Shadows fill an empty heart (Les ombres emplissent un coeur vide)

As love is fading (Alors que l'amour s'en va doucement)

From all the things that we are (De toutes les choses que nous sommes)

But are not saying (Mais que nous ne nous avouons pas)

Can we see beyond the stars (Peut-on voir au-delà des étoiles)

And make it to the dawn?(Et redonner vie à notre amour?)

- Non.

- Ziva...

- Non, il n'en n'est pas question Tony. Non. Je ne laisserai personne me ridiculiser à ce point.

- Zi, il n'est pas question de te ridiculiser. C'est la politique de l'hôpital.

- Bien sûr que c'est totalement ridicule.
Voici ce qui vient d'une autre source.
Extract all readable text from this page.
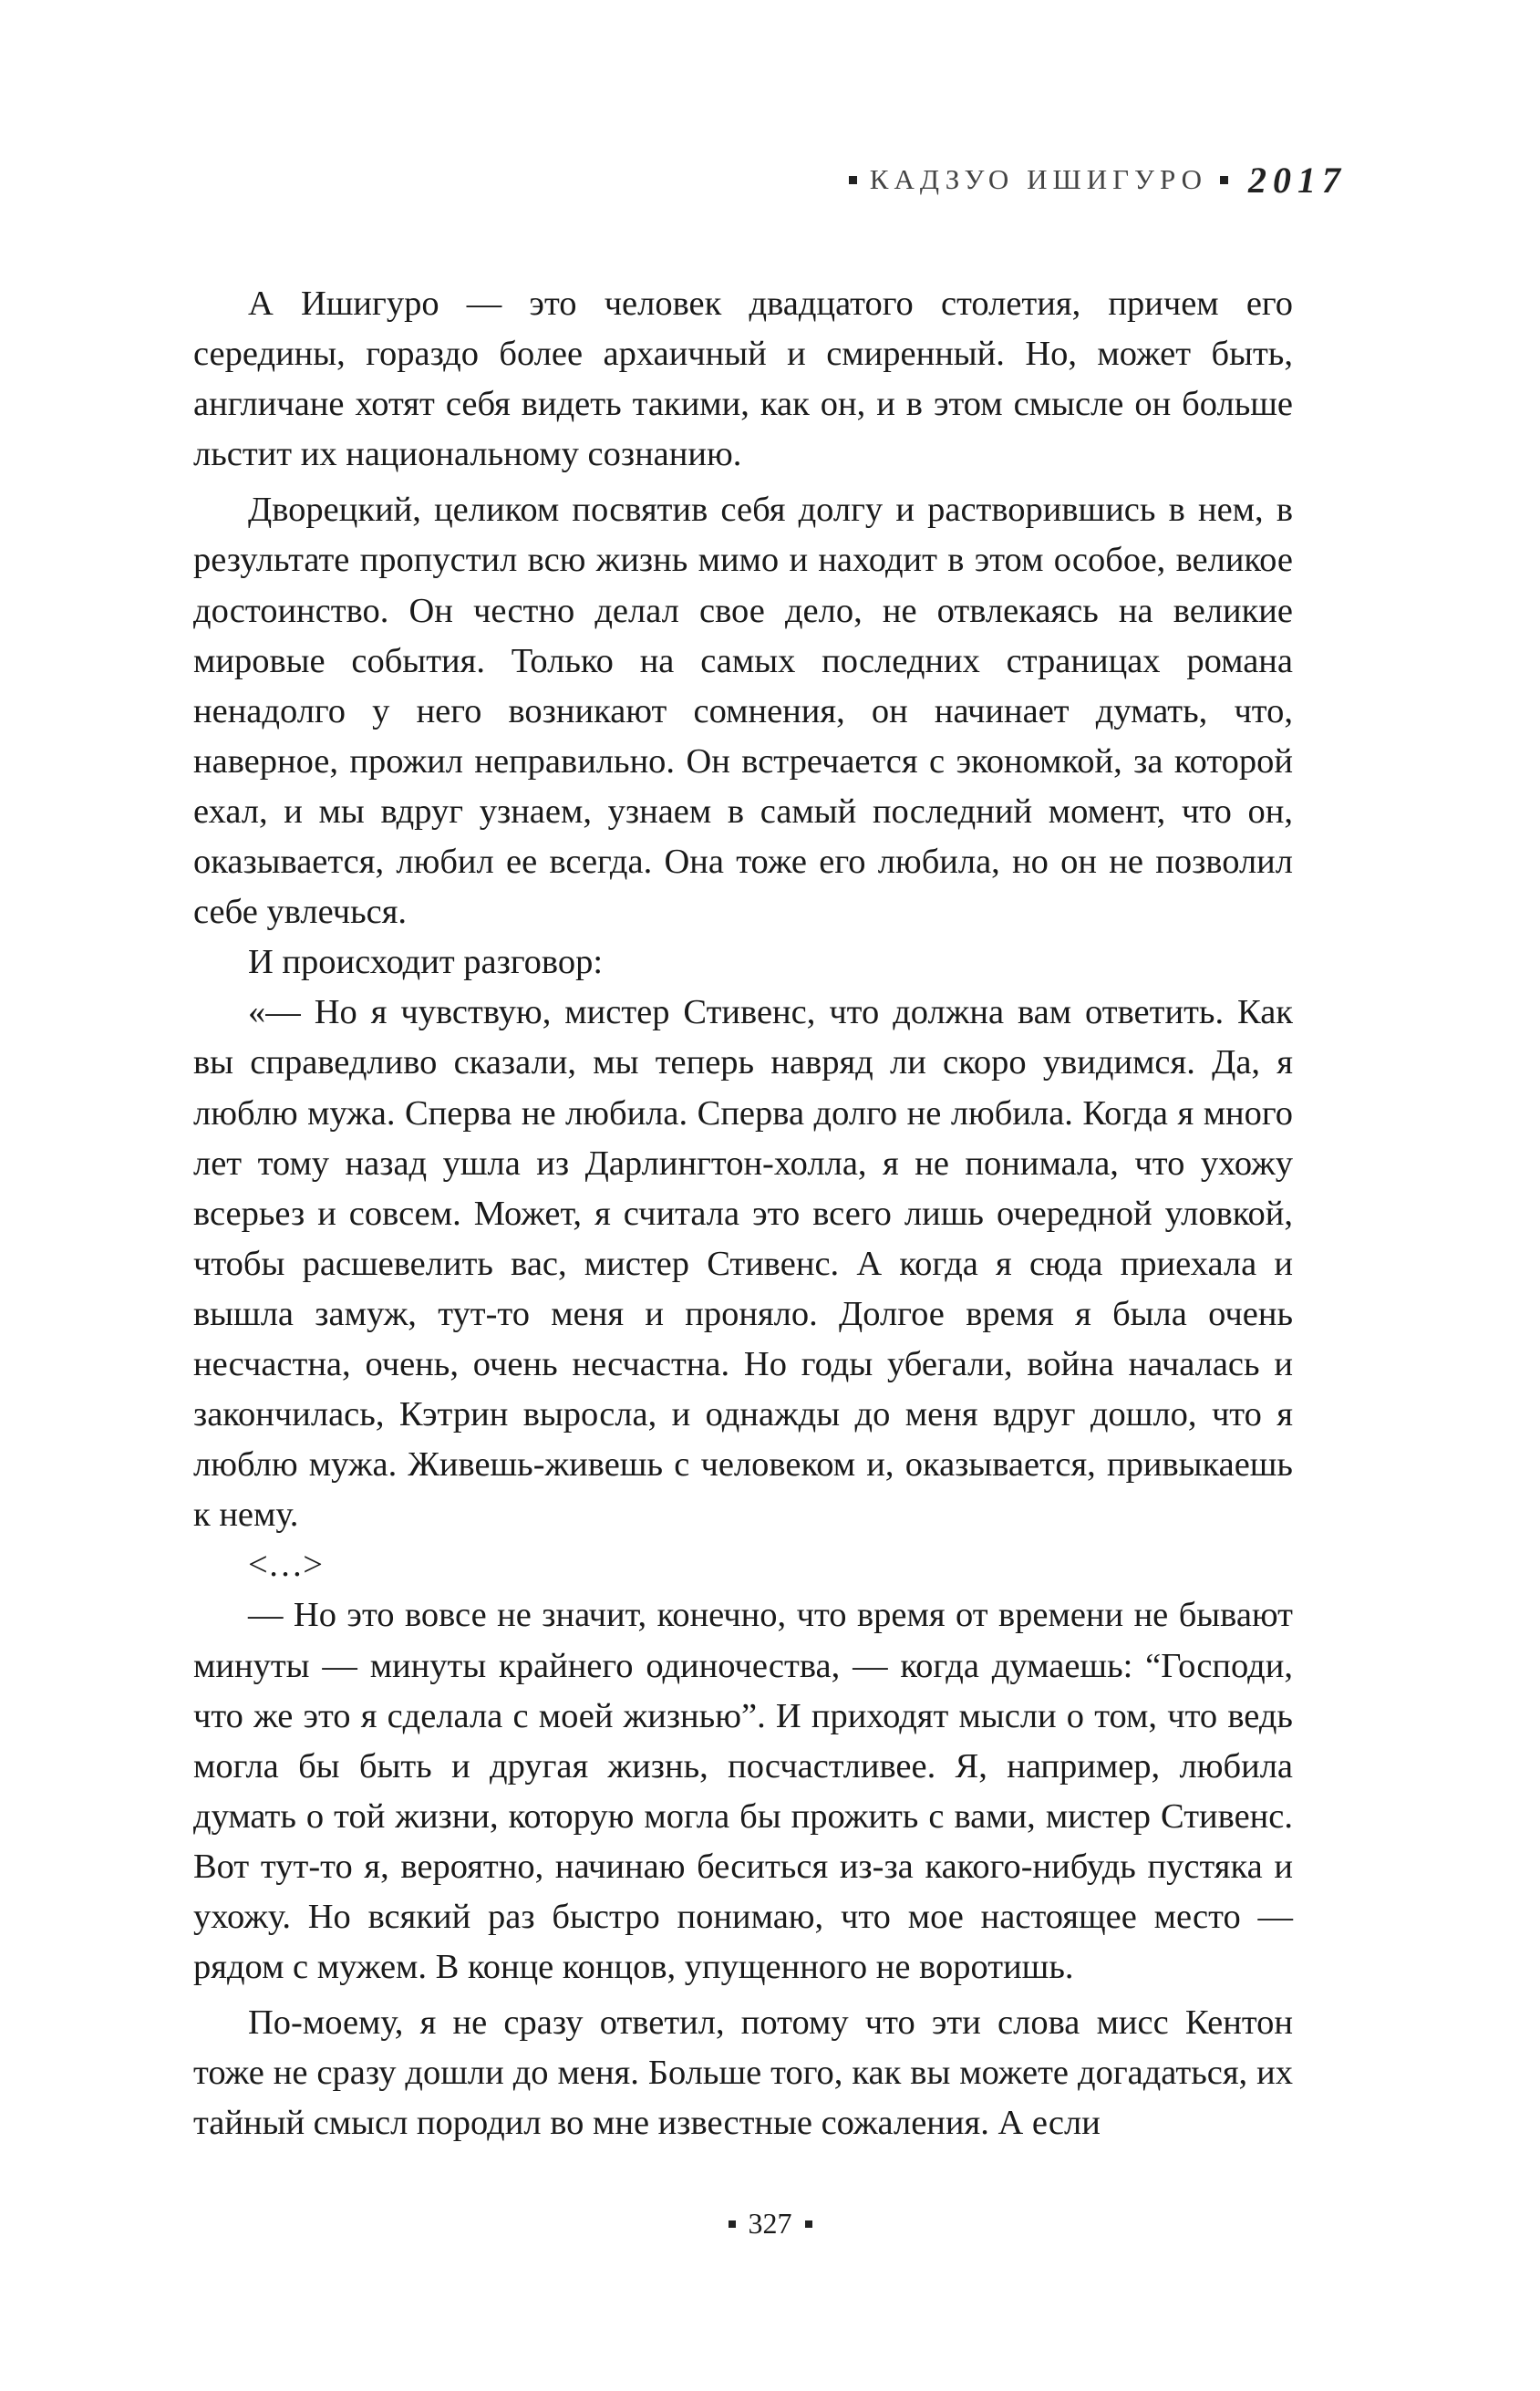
КАДЗУО ИШИГУРО 2017

А Ишигуро — это человек двадцатого столетия, причем его середины, гораздо более архаичный и смиренный. Но, может быть, англичане хотят себя видеть такими, как он, и в этом смысле он больше льстит их национальному сознанию.

Дворецкий, целиком посвятив себя долгу и растворившись в нем, в результате пропустил всю жизнь мимо и находит в этом особое, великое достоинство. Он честно делал свое дело, не отвлекаясь на великие мировые события. Только на самых последних страницах романа ненадолго у него возникают сомнения, он начинает думать, что, наверное, прожил неправильно. Он встречается с экономкой, за которой ехал, и мы вдруг узнаем, узнаем в самый последний момент, что он, оказывается, любил ее всегда. Она тоже его любила, но он не позволил себе увлечься.

И происходит разговор:

«— Но я чувствую, мистер Стивенс, что должна вам ответить. Как вы справедливо сказали, мы теперь навряд ли скоро увидимся. Да, я люблю мужа. Сперва не любила. Сперва долго не любила. Когда я много лет тому назад ушла из Дарлингтон-холла, я не понимала, что ухожу всерьез и совсем. Может, я считала это всего лишь очередной уловкой, чтобы расшевелить вас, мистер Стивенс. А когда я сюда приехала и вышла замуж, тут-то меня и проняло. Долгое время я была очень несчастна, очень, очень несчастна. Но годы убегали, война началась и закончилась, Кэтрин выросла, и однажды до меня вдруг дошло, что я люблю мужа. Живешь-живешь с человеком и, оказывается, привыкаешь к нему.

<…>

— Но это вовсе не значит, конечно, что время от времени не бывают минуты — минуты крайнего одиночества, — когда думаешь: “Господи, что же это я сделала с моей жизнью”. И приходят мысли о том, что ведь могла бы быть и другая жизнь, посчастливее. Я, например, любила думать о той жизни, которую могла бы прожить с вами, мистер Стивенс. Вот тут-то я, вероятно, начинаю беситься из-за какого-нибудь пустяка и ухожу. Но всякий раз быстро понимаю, что мое настоящее место — рядом с мужем. В конце концов, упущенного не воротишь.

По-моему, я не сразу ответил, потому что эти слова мисс Кентон тоже не сразу дошли до меня. Больше того, как вы можете догадаться, их тайный смысл породил во мне известные сожаления. А если

327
Je ne m'abaisserai pas à ça, et je ne changerai pas d'avis.

Tony soupira, et frotta son visage de ses mains.

- Allez Ziva, Gibbs nous attend en bas et tu sais à quel point il est impatient. Si on ne se dépêche pas il va probablement partir sans nous. Contente-toi de t'asseoir dans cette chaise roulante et laisse moi te pousser sur les quelques mètres qui séparent ta chambre de l'ascenseur, puis les quelques mètres entre l'ascenseur et la sortie. S'il te plait?

- Non.

La décision de Ziva était prise, elle ne reviendrait pas dessus. Une fois de plus Tony n'aurait pas dû être surpris. Ils avaient passé les dix dernières minutes à se disputer au sujet de ce fauteuil roulant. Elle refusait de se montrer faible. Tony était déterminé à la faire suivre la politique de l'hôpital. Et il devait bien l'admettre, à aussi le laisser prendre soin d'elle, même juste un tout petit peu.

- En plus, te connaissant, tu me pousserais droit dans un mur, juste histoire de rire.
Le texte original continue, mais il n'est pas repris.